Het kabinet is echter kritisch op drie onderdelen van het voorstel. De Commissie beoogt
met haar voorstel het toepassingsgebied van de bestaande gegevensverzamelingen uit
te breiden. Het kabinet staat kritisch tegenover de voorgestelde uitbreiding met nieuwe
waarnemingsgebieden zoals de NACE-secties «Openbaar bestuur en defensie; verplichte
sociale verzekeringen» omdat het onvoldoende duidelijk is of de voorgestelde uitbreiding
daadwerkelijk noodzakelijk is voor het behalen van de EU-beleidsdoelen terwijl uitbreiding
van de reikwijdte mogelijk wel leidt tot aanvullende uitvoeringskosten en administratieve
lasten. Voor het kabinet is het van groot belang dat er sprake is van gedegen arbeidsmarktstatistieken
wanneer deze noodzakelijk zijn voor de beleidsdoelen, maar tegelijkertijd acht het
kabinet het van groot belang dat daarbij sprake is van zo min mogelijk aanvullende
uitvoeringskosten en administratieve lasten. Het kabinet is van mening dat uitbreiding
van de reikwijdte van de bestaande gegevensverzameling niet noodzakelijk is. Het onderhavige
voorstel brengt namelijk het risico met zich mee dat in het geval de door de Commissie
gevraagde informatie niet uit al beschikbare bestaande registraties en bestaande enquêtes
gehaald kan worden, deze informatie ingewonnen moet worden op basis van extra enquêtes.

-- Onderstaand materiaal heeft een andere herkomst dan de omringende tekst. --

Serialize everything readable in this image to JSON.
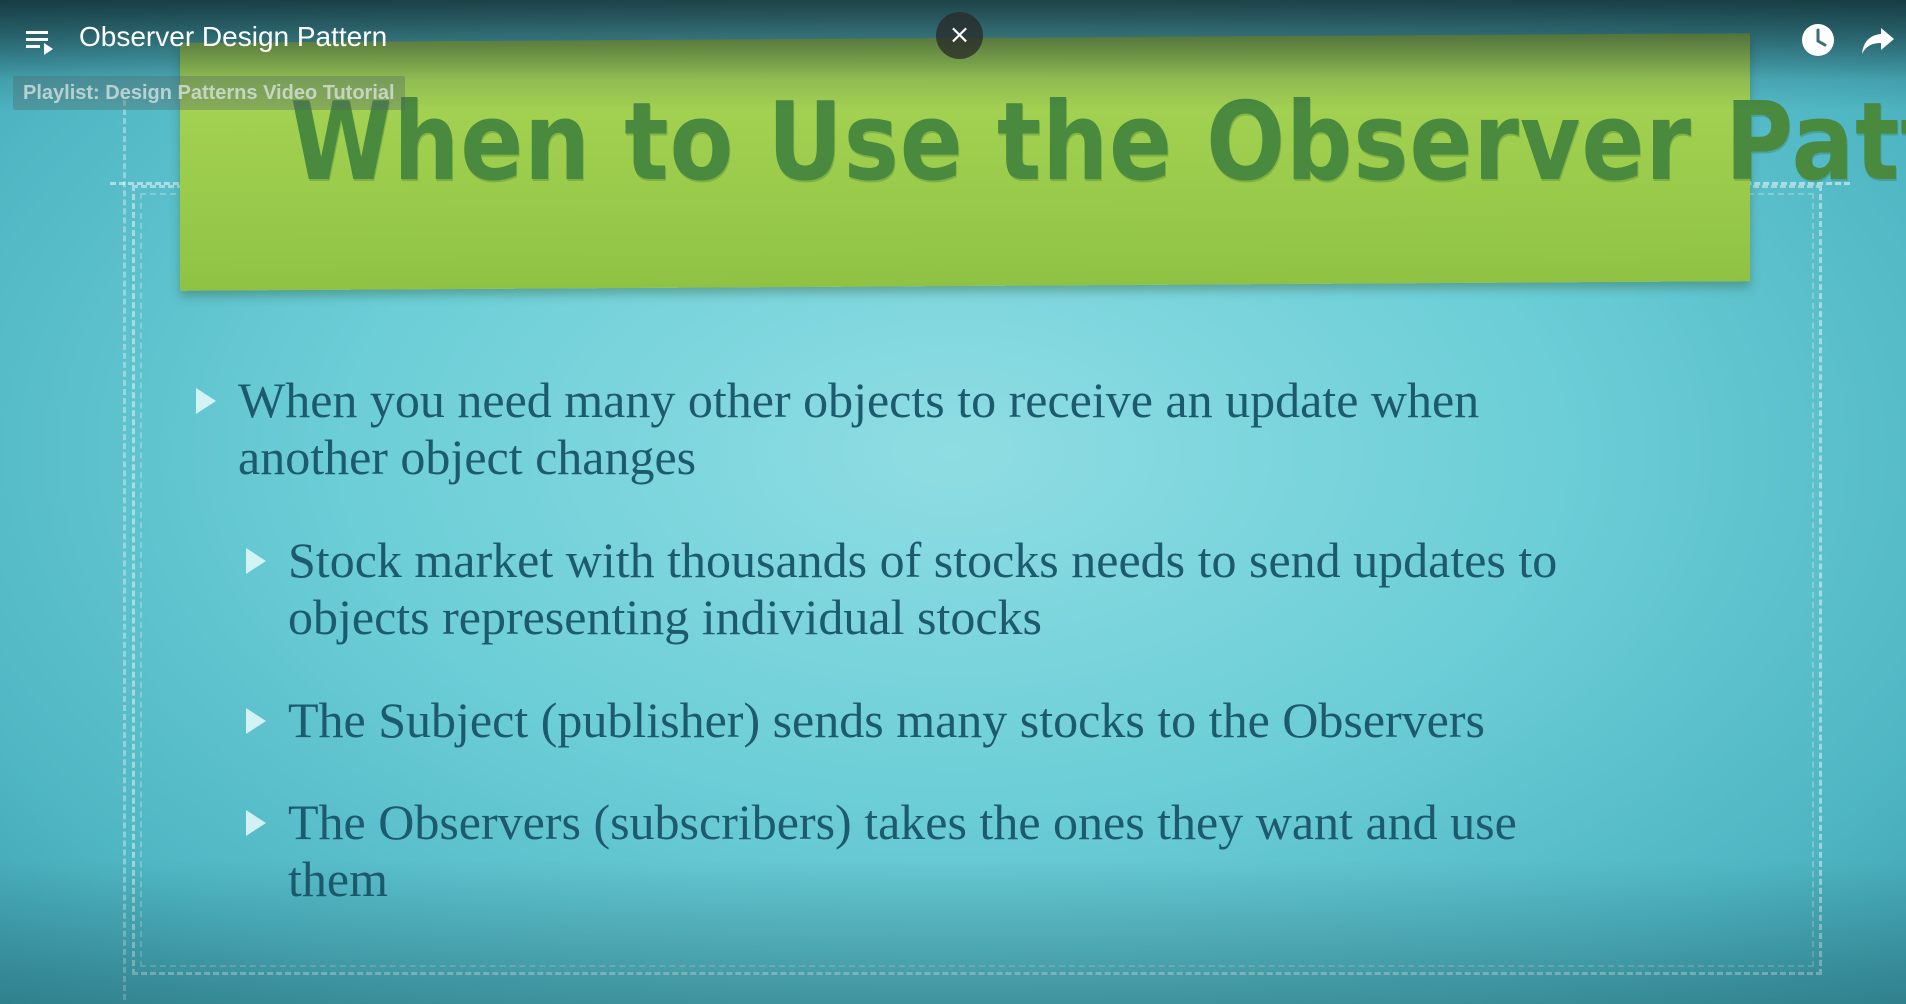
{
  "player": {
    "video_title": "Observer Design Pattern",
    "playlist_label": "Playlist: Design Patterns Video Tutorial",
    "close_label": "×",
    "icons": [
      "playlist-icon",
      "close-icon",
      "watch-later-clock-icon",
      "share-arrow-icon"
    ]
  },
  "slide": {
    "title": "When to Use the Observer Pattern",
    "bullets": [
      {
        "level": 1,
        "line1": "When you need many other objects to receive an update when",
        "line2": "another object changes"
      },
      {
        "level": 2,
        "line1": "Stock market with thousands of stocks needs to send updates to",
        "line2": "objects representing individual stocks"
      },
      {
        "level": 2,
        "line1": "The Subject (publisher) sends many stocks to the Observers",
        "line2": ""
      },
      {
        "level": 2,
        "line1": "The Observers (subscribers) takes the ones they want and use",
        "line2": "them"
      }
    ],
    "colors": {
      "background": "#6cced7",
      "banner": "#9ccc4c",
      "title_text": "#4a8a3f",
      "body_text": "#1d5a6e"
    }
  }
}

Dit zou tot hogere uitvoeringskosten voor de nationale statistiekbureaus en een hogere
enquêtedruk voor bedrijven kunnen leiden. Het kabinet zal daarom in de onderhandelingen
zich ervoor inzetten dat de reikwijdte niet wordt aangepast.
Ten tweede heeft het kabinet twijfels over hoe dit voorstel zich verhoudt tot artikel 31
van de Richtlijn loontransparantie6. Alhoewel het kabinet statistische informatie over de loonkloof tussen mannen en
vrouwen voor de beleidsvorming van belang acht, staat het kabinet terughoudend tegenover
het voorstel om in deze verordening gegevensverzamelingen over de loonkloof tussen
mannen en vrouwen te introduceren, omdat dit dubbelingen tussen dit voorstel en voornoemd
artikel en Richtlijn lijkt te creëren. Zo komen volgens het kabinet het voorstel voor
het verzamelen van gegevens over de loonkloof tussen mannen en vrouwen nagenoeg overeen
met de reeds in voornoemd artikel vastgelegde verplichting voor de lidstaten om jaarlijks
statistische gegevens over de genderloonkloof aan de Commissie (Eurostat) te verstrekken.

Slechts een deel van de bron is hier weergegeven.